Arun Oommen
VPS Lakeshore global lifecare, India
Title: Current strategies of managing paroxysmal sympathetic hyperactivity in TBI
Biography
Biography: Arun Oommen
Abstract
PSH commonly occurs in about 15-33% of patients following severe head injury if associated with at DAI, Brain stem Injury, preadmission hypoxia or in the younger age group. The management of PSH following severe traumatic brain injury (TBI) remains problematic, primarily due to an inadequate understanding of the pathophysiology of the condition. PSH exerts a profound negative influence on the final outcome in affected individuals.
The pathophysiological basis by recent evidences support two recent hypothesis –
1. Direct injury to the Hypothalamus
2. Functional disconnection of the hypothalamus and diecephalon from rest of the CNS.

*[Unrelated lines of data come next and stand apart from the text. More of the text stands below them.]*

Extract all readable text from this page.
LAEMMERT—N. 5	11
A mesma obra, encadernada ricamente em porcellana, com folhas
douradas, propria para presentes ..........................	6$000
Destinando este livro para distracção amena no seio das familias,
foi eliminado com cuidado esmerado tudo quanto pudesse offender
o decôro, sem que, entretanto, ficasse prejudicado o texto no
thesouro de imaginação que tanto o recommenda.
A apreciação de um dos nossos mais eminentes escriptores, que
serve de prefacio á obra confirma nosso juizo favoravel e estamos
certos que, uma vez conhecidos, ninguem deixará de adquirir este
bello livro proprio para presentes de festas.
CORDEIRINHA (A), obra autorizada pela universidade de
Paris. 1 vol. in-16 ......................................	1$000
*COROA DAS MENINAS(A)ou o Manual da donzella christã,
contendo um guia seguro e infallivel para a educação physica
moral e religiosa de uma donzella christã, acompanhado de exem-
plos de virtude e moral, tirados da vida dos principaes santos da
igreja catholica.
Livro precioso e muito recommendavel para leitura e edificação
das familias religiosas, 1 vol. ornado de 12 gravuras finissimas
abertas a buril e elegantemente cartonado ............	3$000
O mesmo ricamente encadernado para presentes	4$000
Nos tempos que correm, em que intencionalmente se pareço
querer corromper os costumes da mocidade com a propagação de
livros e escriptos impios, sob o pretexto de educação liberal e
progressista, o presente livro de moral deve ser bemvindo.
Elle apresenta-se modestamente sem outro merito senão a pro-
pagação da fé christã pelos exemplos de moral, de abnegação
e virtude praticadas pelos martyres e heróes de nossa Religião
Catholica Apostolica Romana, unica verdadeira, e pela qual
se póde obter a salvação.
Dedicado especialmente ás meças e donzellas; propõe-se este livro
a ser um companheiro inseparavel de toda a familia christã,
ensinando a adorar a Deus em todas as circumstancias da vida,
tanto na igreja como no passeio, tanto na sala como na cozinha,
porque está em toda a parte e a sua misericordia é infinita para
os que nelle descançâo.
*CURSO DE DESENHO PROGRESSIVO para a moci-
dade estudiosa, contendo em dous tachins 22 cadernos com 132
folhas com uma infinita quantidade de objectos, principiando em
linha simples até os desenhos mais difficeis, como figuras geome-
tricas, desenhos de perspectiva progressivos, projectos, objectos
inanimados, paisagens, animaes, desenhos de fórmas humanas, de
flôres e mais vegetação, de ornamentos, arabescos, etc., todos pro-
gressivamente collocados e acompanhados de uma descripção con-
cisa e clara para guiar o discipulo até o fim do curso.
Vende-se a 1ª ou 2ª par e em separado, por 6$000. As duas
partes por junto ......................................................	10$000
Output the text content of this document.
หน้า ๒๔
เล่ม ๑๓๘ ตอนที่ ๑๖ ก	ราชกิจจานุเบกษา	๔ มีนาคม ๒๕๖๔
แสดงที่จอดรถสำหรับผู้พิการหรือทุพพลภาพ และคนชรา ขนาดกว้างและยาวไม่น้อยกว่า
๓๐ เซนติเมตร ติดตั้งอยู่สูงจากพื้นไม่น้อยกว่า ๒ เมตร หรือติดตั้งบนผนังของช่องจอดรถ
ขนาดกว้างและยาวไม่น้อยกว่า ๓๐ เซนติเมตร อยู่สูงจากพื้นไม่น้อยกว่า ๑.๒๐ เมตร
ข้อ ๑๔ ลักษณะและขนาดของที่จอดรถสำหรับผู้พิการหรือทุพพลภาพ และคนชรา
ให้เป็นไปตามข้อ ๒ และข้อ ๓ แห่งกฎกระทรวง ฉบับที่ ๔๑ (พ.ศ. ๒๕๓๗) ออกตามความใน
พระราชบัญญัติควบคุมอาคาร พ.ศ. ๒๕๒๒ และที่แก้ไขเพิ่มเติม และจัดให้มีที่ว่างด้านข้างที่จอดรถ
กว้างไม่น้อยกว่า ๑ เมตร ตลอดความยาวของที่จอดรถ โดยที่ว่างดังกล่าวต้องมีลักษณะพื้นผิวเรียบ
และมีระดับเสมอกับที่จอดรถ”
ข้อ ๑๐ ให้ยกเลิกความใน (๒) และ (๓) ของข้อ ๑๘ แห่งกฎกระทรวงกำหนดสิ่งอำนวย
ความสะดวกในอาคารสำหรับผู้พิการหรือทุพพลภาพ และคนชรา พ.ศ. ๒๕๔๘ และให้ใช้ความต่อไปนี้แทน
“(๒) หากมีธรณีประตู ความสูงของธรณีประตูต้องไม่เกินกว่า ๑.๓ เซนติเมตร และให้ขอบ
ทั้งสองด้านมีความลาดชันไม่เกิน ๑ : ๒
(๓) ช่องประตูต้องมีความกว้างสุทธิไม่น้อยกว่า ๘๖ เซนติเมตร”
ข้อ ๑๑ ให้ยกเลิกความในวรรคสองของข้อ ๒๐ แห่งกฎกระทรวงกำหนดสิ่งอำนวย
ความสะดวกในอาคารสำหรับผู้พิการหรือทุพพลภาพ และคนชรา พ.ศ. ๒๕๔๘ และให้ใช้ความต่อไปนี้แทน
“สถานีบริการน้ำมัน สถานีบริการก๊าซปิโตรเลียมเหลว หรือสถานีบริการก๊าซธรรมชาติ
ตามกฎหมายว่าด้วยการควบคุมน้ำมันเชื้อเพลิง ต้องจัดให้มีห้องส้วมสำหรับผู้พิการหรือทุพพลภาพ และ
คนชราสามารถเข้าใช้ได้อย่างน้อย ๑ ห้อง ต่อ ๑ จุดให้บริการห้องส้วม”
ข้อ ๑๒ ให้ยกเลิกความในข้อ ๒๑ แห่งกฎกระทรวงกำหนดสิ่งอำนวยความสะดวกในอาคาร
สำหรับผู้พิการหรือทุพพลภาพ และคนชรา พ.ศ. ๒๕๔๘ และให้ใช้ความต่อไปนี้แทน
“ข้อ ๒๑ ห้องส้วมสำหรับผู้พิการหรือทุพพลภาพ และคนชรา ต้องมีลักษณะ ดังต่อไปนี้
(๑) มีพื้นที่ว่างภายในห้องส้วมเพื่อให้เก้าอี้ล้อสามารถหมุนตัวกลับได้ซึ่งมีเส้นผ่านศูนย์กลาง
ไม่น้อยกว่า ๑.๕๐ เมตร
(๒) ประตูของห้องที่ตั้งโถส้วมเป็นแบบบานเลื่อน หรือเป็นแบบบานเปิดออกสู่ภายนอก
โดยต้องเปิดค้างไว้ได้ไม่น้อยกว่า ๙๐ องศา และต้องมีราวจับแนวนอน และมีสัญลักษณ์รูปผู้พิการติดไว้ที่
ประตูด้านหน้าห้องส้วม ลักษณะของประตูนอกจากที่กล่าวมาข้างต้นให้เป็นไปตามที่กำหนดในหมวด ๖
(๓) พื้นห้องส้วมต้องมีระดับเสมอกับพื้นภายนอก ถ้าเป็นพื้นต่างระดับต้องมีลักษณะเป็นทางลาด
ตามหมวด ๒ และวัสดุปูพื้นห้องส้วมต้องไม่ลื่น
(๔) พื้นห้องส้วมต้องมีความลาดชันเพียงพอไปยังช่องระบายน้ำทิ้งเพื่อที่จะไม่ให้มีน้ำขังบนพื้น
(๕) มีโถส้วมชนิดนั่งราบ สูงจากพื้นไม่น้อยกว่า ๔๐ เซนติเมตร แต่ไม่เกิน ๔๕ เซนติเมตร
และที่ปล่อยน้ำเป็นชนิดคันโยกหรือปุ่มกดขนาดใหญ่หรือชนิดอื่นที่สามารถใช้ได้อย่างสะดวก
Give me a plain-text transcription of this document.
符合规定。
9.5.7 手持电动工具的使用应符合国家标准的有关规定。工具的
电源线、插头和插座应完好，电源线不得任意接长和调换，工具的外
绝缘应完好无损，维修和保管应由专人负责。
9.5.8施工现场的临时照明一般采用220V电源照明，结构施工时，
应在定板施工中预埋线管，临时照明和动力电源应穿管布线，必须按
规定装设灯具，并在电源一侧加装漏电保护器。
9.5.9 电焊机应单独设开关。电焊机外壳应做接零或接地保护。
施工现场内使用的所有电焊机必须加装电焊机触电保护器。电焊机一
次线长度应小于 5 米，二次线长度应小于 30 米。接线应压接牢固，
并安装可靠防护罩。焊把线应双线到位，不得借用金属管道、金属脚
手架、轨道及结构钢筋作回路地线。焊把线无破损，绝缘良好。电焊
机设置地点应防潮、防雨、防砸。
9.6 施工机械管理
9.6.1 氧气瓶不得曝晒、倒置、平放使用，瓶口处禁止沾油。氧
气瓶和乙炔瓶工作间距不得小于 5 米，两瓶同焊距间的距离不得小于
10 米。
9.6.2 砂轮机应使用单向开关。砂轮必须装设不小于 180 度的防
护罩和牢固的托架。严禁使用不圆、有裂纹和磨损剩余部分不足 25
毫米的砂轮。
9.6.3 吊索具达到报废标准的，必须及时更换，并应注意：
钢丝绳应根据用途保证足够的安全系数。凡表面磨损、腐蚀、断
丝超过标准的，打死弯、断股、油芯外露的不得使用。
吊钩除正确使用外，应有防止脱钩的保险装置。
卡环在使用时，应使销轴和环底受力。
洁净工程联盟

PSH aggravates secondary brain injury by basically 3 mechanisms,
- Hyperthermia,
— Rigidity and posturing
— Elevation of circulating catecholamines
DD includes-Lethal catatonia ,Malignant hyperthermia ,Infection ,Serotonin syndrome , Delirium Tremens (DTs),Dystonias, Meningitis, Neuroleptic Malignant Syndrome, Pediatric Sepsis, Thyroid Storm
Management include -Physical Therapy, Occupational Therapy, Speech Therapy. Drugs like Alpha-adrenergic and beta-adrenergic blockers Bromocriptine Chlorpromazine, Dantrolene Morphine ,Propranolol are helpful.
While the original theories inferred an epileptogenic source, there is greater support for disconnection theories.